PANDEGLANG, KabarXXI.Com – Di tengah bangkitnya perekonomian masyarakat Indonesia yang terpuruk karena pandemi Covid-19, Dana Desa (DD) yang dikucurkan oleh pemerintah pusat, dengan persentase sekitar 40 persen peruntukan Bantuan Langsung Tunai (BLT) dari anggaran yang diterima semua desa.
Pihak Yudikatif harus berani memanggil dan memeriksa desa-desa yang terindikasi adanya pungutan liar atau potongan BLT oleh oknum-oknum di tingkat desa, juga terkait anggaran paralegal yang dikelola oleh desa.
Salah seorang aktivis Gerakan Masyarakat Peduli Pembangunan Pendeglang (GMPP), Arip Wahyudin atau yang akrab disapa Ekek mengatakan, pihaknya merasa miris dengan kondisi yang terjadi saat ini, seperti yang terjadi, bahkan viral di beberapa media online, tentang dugaan pemotongan BLT di wilayah Kecamatan Koroncong, Kabupaten Pandeglang.
“Dugaan potongan atau pungli yang merebak di wilayah tersebut pada program BLT yang bersumber dari DD, diduga telah terjadi, dan diduga dilakukan oleh oknum perangkat desa,” ujar Ekek kepada awak media di Sekertariat GMPP, Jumat, 13 Mei 2022.
Ekek mengatakan, salah seorang warga merasa kebingungan karena BLT yang diterimanya tidak sama dengan tetangganya, yaitu hanya senilai Rp.600 ribu , sementara tetangganya yang lain menerima Rp.900 ribu.
“Dugaan pemotongan tersebut dilakukan oleh oknum perangkat desa, akan tetapi dalam hal tersebut secara logika para oknum tidak akan melakukan hal-hal yang diharamkan secara aturan tanpa diketahui atau tidak menutup kemungkinan direstui pemilik kebijakan setempat, atau dalam hal ini diduga Kepala Desa (Kades),” ujarnya.
Untuk itu, pihaknya meminta kepada pihak Yudikatif dalam hal ini Kepolisian dan Kejaksaan harus mengusut tuntas akan peristiwa yang terjadi.

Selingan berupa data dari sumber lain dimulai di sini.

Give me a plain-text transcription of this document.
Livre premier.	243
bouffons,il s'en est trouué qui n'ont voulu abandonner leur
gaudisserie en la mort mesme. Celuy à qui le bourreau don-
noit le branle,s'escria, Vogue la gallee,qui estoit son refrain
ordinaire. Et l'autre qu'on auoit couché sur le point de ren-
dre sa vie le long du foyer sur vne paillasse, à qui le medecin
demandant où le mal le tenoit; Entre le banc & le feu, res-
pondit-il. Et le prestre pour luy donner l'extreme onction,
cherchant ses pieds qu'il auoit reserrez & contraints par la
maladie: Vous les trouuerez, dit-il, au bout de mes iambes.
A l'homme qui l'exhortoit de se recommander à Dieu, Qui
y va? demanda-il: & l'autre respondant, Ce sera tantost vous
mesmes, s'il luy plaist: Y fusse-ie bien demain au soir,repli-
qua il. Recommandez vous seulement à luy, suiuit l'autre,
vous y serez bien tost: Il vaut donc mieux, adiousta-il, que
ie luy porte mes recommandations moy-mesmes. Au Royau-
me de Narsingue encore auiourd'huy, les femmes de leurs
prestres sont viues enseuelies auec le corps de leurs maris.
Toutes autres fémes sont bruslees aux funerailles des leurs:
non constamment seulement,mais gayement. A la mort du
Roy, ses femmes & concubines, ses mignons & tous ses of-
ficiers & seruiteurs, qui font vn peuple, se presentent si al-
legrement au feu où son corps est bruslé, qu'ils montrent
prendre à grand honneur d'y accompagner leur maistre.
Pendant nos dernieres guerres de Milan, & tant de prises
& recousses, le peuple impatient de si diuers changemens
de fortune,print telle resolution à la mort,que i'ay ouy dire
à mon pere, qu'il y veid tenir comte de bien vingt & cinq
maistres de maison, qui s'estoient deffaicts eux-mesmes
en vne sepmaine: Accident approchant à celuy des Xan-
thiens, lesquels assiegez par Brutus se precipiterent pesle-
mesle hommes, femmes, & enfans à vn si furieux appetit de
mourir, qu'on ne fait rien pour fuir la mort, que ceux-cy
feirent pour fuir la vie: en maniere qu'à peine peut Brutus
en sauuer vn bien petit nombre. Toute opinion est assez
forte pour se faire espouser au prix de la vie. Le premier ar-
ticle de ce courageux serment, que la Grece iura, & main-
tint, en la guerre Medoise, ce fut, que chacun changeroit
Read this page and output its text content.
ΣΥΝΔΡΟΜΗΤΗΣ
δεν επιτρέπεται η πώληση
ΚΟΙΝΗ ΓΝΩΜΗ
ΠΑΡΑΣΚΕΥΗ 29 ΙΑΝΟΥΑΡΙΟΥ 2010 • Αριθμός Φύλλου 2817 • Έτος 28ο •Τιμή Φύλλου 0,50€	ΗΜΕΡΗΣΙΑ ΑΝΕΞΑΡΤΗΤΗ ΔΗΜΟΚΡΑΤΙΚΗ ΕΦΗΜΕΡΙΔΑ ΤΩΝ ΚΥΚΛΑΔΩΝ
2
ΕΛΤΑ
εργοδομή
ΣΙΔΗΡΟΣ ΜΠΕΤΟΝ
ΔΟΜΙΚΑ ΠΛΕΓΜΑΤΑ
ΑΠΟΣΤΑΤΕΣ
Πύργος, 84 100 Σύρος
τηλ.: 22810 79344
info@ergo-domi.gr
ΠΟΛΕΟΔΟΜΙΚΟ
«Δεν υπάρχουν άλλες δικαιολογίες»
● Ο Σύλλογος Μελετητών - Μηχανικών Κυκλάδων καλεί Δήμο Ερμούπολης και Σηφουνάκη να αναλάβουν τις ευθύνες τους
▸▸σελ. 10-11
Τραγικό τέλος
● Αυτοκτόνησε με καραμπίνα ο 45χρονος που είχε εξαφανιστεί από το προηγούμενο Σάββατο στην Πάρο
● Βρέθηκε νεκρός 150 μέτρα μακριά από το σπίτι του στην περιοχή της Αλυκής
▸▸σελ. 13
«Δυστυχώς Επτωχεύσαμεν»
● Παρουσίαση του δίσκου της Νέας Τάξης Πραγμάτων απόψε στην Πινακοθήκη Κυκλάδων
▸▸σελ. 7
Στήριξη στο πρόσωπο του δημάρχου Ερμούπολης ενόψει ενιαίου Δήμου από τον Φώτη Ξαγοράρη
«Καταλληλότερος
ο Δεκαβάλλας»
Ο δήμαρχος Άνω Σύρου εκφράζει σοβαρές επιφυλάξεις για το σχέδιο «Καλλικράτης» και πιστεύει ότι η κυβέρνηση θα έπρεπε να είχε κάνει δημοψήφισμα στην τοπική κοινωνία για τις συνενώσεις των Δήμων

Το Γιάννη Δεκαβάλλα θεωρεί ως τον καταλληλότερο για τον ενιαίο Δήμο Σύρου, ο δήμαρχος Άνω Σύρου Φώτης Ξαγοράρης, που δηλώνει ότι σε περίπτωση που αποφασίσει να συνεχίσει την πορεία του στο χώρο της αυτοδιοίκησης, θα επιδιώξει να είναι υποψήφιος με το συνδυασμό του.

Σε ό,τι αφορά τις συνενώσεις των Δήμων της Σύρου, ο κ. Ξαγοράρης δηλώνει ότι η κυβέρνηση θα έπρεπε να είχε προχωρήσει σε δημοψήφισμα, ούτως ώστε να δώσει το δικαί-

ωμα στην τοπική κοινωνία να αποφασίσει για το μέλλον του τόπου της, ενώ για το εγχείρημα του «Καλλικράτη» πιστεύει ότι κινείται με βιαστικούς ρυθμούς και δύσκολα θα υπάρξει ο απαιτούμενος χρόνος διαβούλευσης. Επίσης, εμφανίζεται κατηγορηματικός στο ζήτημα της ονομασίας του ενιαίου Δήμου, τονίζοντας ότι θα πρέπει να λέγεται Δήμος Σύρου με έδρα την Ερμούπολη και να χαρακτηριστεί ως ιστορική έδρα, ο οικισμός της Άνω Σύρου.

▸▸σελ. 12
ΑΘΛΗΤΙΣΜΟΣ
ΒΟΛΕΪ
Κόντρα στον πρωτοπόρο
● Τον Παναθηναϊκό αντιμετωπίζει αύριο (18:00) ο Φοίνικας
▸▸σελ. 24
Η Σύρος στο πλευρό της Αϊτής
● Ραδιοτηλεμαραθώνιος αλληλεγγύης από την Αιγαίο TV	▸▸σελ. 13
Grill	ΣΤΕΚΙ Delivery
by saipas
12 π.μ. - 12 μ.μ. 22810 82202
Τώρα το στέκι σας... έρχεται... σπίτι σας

“Walaupun dari informasi yang berkembang telah dikembalikan kepada Keluarga Penerima Manfaat (KPM), tetapi dugaan pelanggaran pidana telah terjadi, maka kenapa tidak untuk diproses secara hukum,” ucapnya.
Ia menambahkan, untuk anggaran paralegal atau anggaran yang diperuntukan pada kegiatan bantuan hukum di desa masing-masing.
“Bagaimana penggunaanya karena selama ini tidak sedikit masyarakat desa yang membutuhkan bantuan hukum dalam berbagai hal, seperti masyarakat yang akan mengurus perceraian di Pengadilan Agama, jangan sampai hal-hal seperti ini membingungkan masyarakat, apalagi di tingkat ekonomi lemah,” sahutnya.